Como fui a pé, cheguei à Agência da Receita Federal dez minutos depois do horário agendado no dia anterior pelo telefone (10:10 h). Não me preocupei muito porque só estava atrasado dez minutos e no mês passado eu estive no mesmo local a fim de solicitar a emissão do DARF que eu não recebi e esperei mais de uma hora para ser atendido, embora tivesse cumprido o mesmo procedimento. Mas para não dar na vista, sentei-me logo numa cadeira no salão de espera e fiquei uns cinco minutos observando se a minha senha iria ser mostrada no monitor que lá existe com essa finalidade, indicando a mesa à qual eu teria que me dirigir. Como a senha não foi mostrada, fui até ao balcão da recepção e apresentei a senha cujas letras não sei o significado à atendente. Ela me disse que a senha ACL2 já havia sido chamada. É normal acontecer isso, quando a gente chega cedo o atendimento atrasa, se, ao contrário a gente se atrasa um pouquinho, o horário é seguido à risca.

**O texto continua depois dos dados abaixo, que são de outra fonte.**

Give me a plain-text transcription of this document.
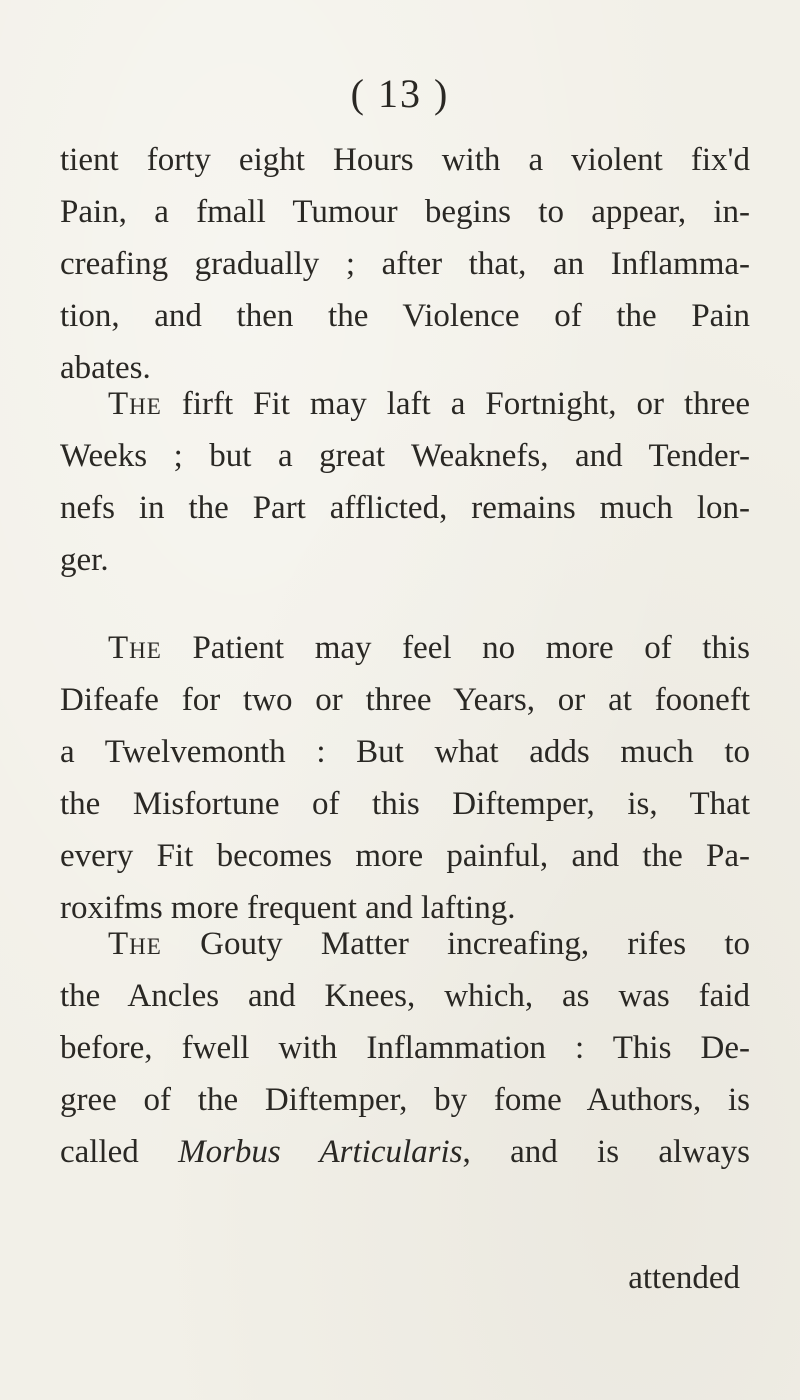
( 13 )
tient forty eight Hours with a violent fix'd
Pain, a fmall Tumour begins to appear, in-
creafing gradually ; after that, an Inflamma-
tion, and then the Violence of the Pain
abates.
The firft Fit may laft a Fortnight, or three
Weeks ; but a great Weaknefs, and Tender-
nefs in the Part afflicted, remains much lon-
ger.
The Patient may feel no more of this
Difeafe for two or three Years, or at fooneft
a Twelvemonth : But what adds much to
the Misfortune of this Diftemper, is, That
every Fit becomes more painful, and the Pa-
roxifms more frequent and lafting.
The Gouty Matter increafing, rifes to
the Ancles and Knees, which, as was faid
before, fwell with Inflammation : This De-
gree of the Diftemper, by fome Authors, is
called Morbus Articularis, and is always
attended
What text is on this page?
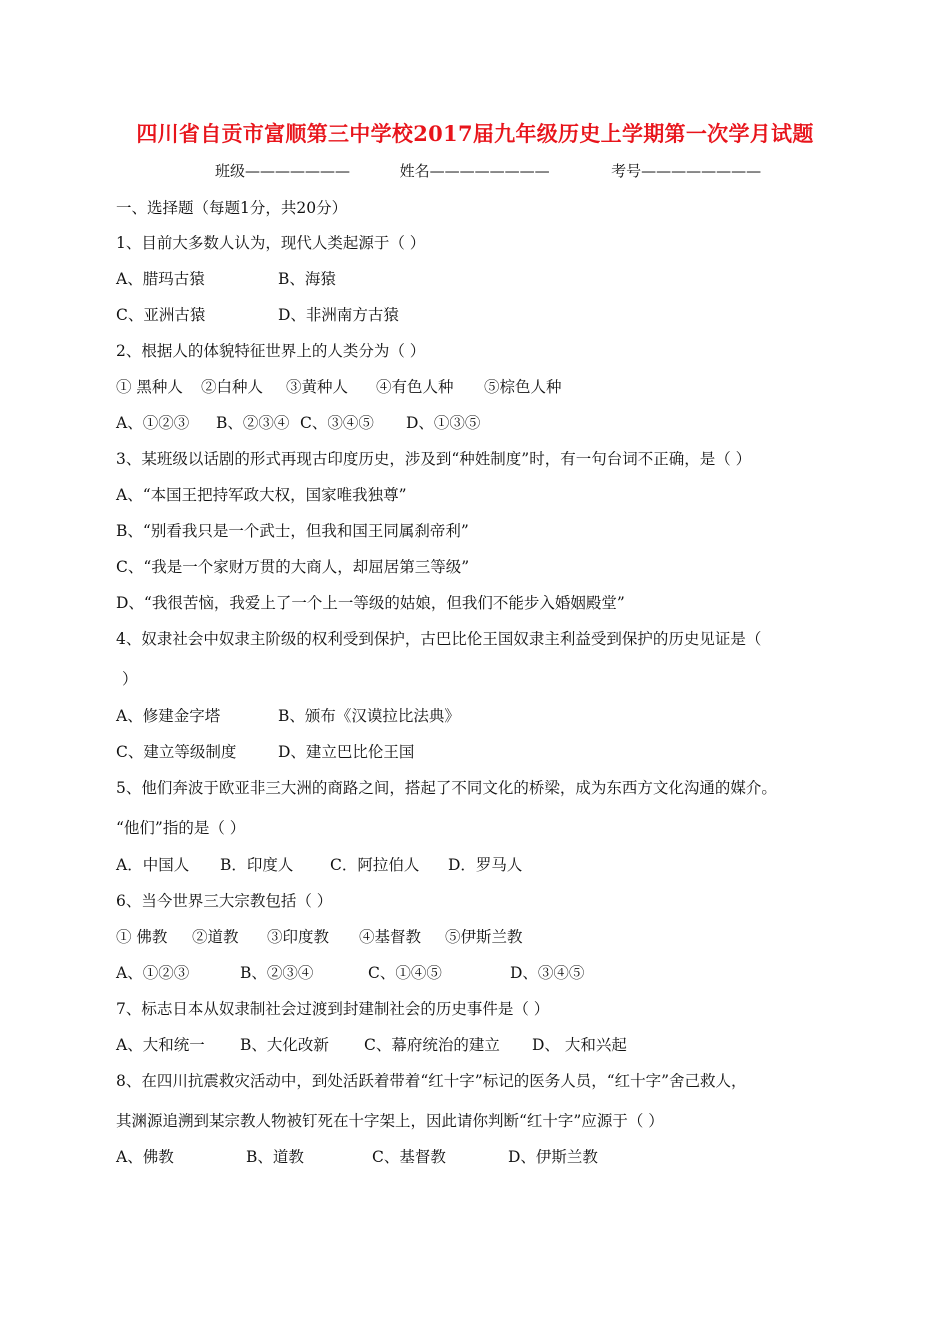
四川省自贡市富顺第三中学校2017届九年级历史上学期第一次学月试题
班级———————	姓名————————	考号————————
一、选择题（每题1分，共20分）
1、目前大多数人认为，现代人类起源于（ ）
A、腊玛古猿	B、海猿
C、亚洲古猿	D、非洲南方古猿
2、根据人的体貌特征世界上的人类分为（ ）
① 黑种人 ②白种人 ③黄种人 ④有色人种 ⑤棕色人种
A、①②③ B、②③④ C、③④⑤ D、①③⑤
3、某班级以话剧的形式再现古印度历史，涉及到“种姓制度”时，有一句台词不正确，是（ ）
A、“本国王把持军政大权，国家唯我独尊”
B、“别看我只是一个武士，但我和国王同属刹帝利”
C、“我是一个家财万贯的大商人，却屈居第三等级”
D、“我很苦恼，我爱上了一个上一等级的姑娘，但我们不能步入婚姻殿堂”
4、奴隶社会中奴隶主阶级的权利受到保护，古巴比伦王国奴隶主利益受到保护的历史见证是（
）
A、修建金字塔	B、颁布《汉谟拉比法典》
C、建立等级制度	D、建立巴比伦王国
5、他们奔波于欧亚非三大洲的商路之间，搭起了不同文化的桥梁，成为东西方文化沟通的媒介。
“他们”指的是（ ）
A．中国人 B．印度人 C．阿拉伯人 D．罗马人
6、当今世界三大宗教包括（ ）
① 佛教 ②道教 ③印度教 ④基督教 ⑤伊斯兰教
A、①②③	B、②③④	C、①④⑤	D、③④⑤
7、标志日本从奴隶制社会过渡到封建制社会的历史事件是（ ）
A、大和统一 B、大化改新 C、幕府统治的建立 D、 大和兴起
8、在四川抗震救灾活动中，到处活跃着带着“红十字”标记的医务人员，“红十字”舍己救人，
其渊源追溯到某宗教人物被钉死在十字架上，因此请你判断“红十字”应源于（ ）
A、佛教	B、道教	C、基督教	D、伊斯兰教
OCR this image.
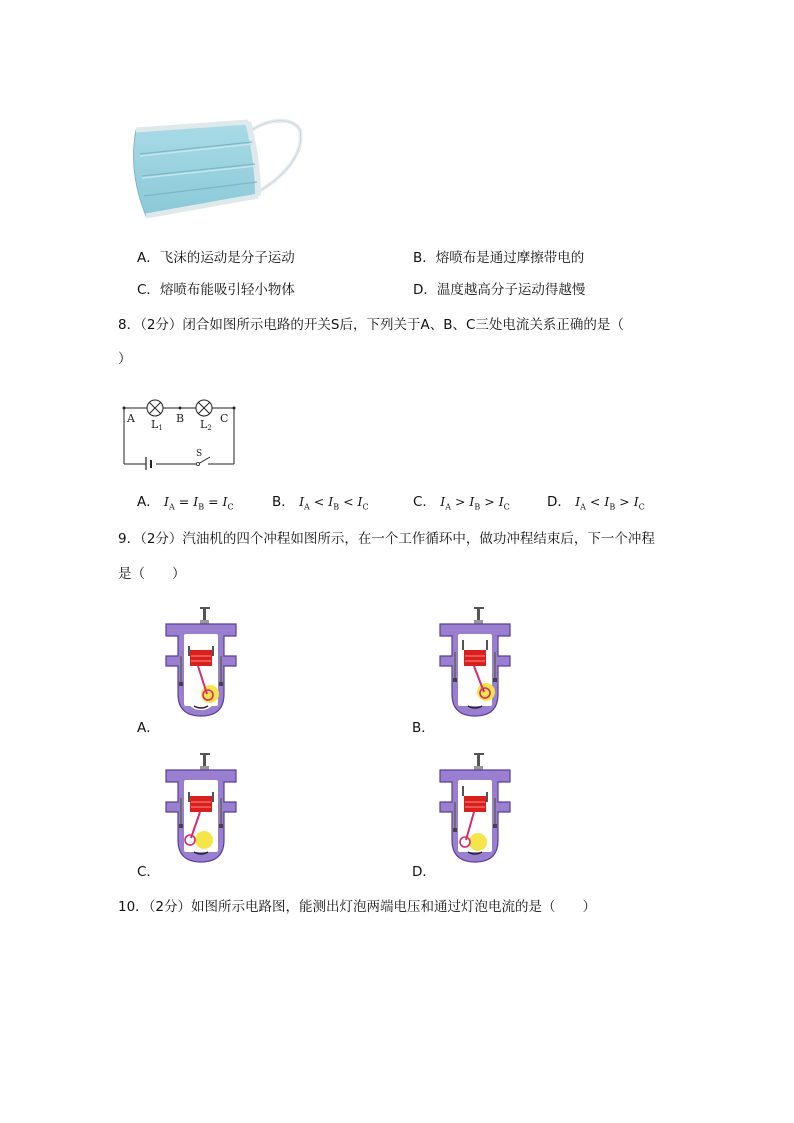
A．飞沫的运动是分子运动	B．熔喷布是通过摩擦带电的
C．熔喷布能吸引轻小物体	D．温度越高分子运动得越慢
8．（2分）闭合如图所示电路的开关S后，下列关于A、B、C三处电流关系正确的是（
）
A	B	C
L1	L2
S
A． $I_A = I_B = I_C$	B． $I_A < I_B < I_C$	C． $I_A > I_B > I_C$	D． $I_A < I_B > I_C$
9．（2分）汽油机的四个冲程如图所示，在一个工作循环中，做功冲程结束后，下一个冲程
是（　　）
A．	B．
C．	D．
10．（2分）如图所示电路图，能测出灯泡两端电压和通过灯泡电流的是（　　）
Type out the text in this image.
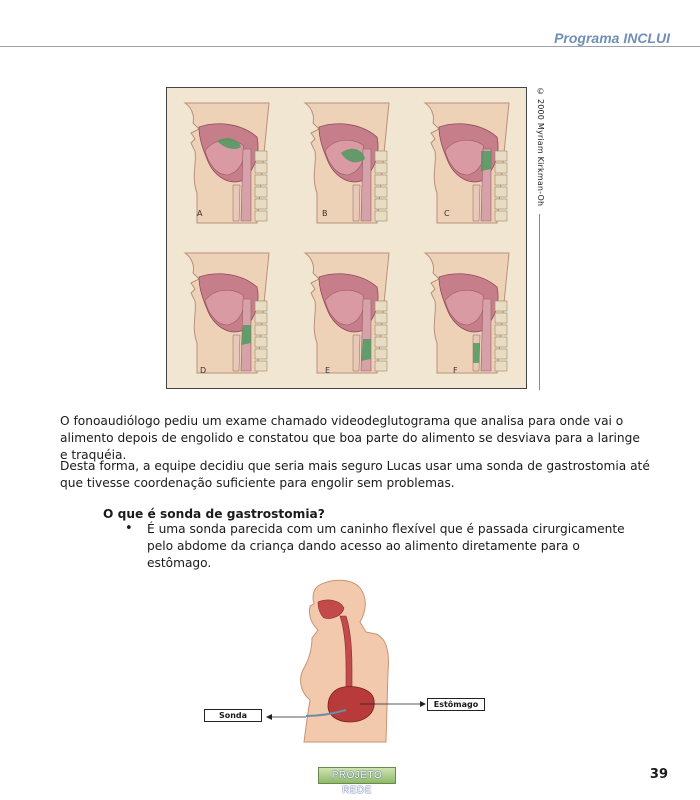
Programa INCLUI
A	B	C
D	E	F
© 2000 Myriam Kirkman-Oh

O fonoaudiólogo pediu um exame chamado videodeglutograma que analisa para onde vai o alimento depois de engolido e constatou que boa parte do alimento se desviava para a laringe e traquéia.

Desta forma, a equipe decidiu que seria mais seguro Lucas usar uma sonda de gastrostomia até que tivesse coordenação suficiente para engolir sem problemas.

O que é sonda de gastrostomia?
• É uma sonda parecida com um caninho flexível que é passada cirurgicamente pelo abdome da criança dando acesso ao alimento diretamente para o estômago.
Sonda
Estômago
PROJETO REDE
39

“O que eu faço?” – perguntei. “Aguarde um pouquinho ao lado que eu vou gerar outra senha” – ela me disse. Ainda bem. Eu já estava pensando que iria ter que começar tudo de novo: ligar para 146, ouvir as instruções gravadas até chegar ao código numérico correspondente ao agendamento do compromisso (eu nunca lembro qual o número certo, por isso não posso antecipar), ficar esperando o tempo anunciado de espera para atendimento e finalmente marcar o agendamento.
A atendente me deu um papel com um novo código ATZ17, que eu logo decifrei como atrasado dezessete minutos. Assim, acreditei que a demora poderia ser de mais de uma hora, sorte que eu tinha levado um livro, contando justamente que precisaria me distrair, com base na experiência do mês anterior. Sentei-me resignado, pelo menos iria resolver o problema no mesmo dia, e comecei a ler. Logo o sinal sonoro emitido pelo sistema anunciando a senha que estava sendo chamada, indicada num monitor, me chamou a atenção e eu verifiquei que era a minha. Tinha que me dirigir à mesa vinte. Entrei num salão grande, cheio de mesas e vi que era a última, bem no fundo da sala, próximo à entrada para a cozinha, como indicava uma seta. O funcionário que iria me atender estava comendo biscoitos de polvilho que retirava aos punhados de um saquinho sobre a mesa. Disse-lhe o motivo pelo qual fui até ali e apresentei os documentos solicitados. Ele falou que eu teria que aguardar um pouco porque o sistema tinha caído e continuou a comer os biscoitos. Não me ofereceu, apesar de que eu não aceitaria mesmo se estivesse com muita fome, porque a mão que os dedos que ele enfiava na boca eram os mesmos que introduzia no saco para pegar mais biscoitos. “Até que enfim as coisas vão começar a funcionar normalmente.” – pensei - Não era possível o prolongamento do desenrolar atípico, principalmente por se tratar de um órgão público. Depois de algumas tentativas, sem falar nada, o rapaz digitou alguns dados e me entregou o recibo com prazo para pagamento até o final do mês, disse que estava resolvido e se era só aquilo que eu queria. Eu agradeci e me retirei incrédulo. Foi verdade, apesar do meu atraso fui atendido em tempo recorde. Eu pensei: “Por essa e outras é que devem ter criado o dito popular: quem anda na linha, o trem passa por cima.”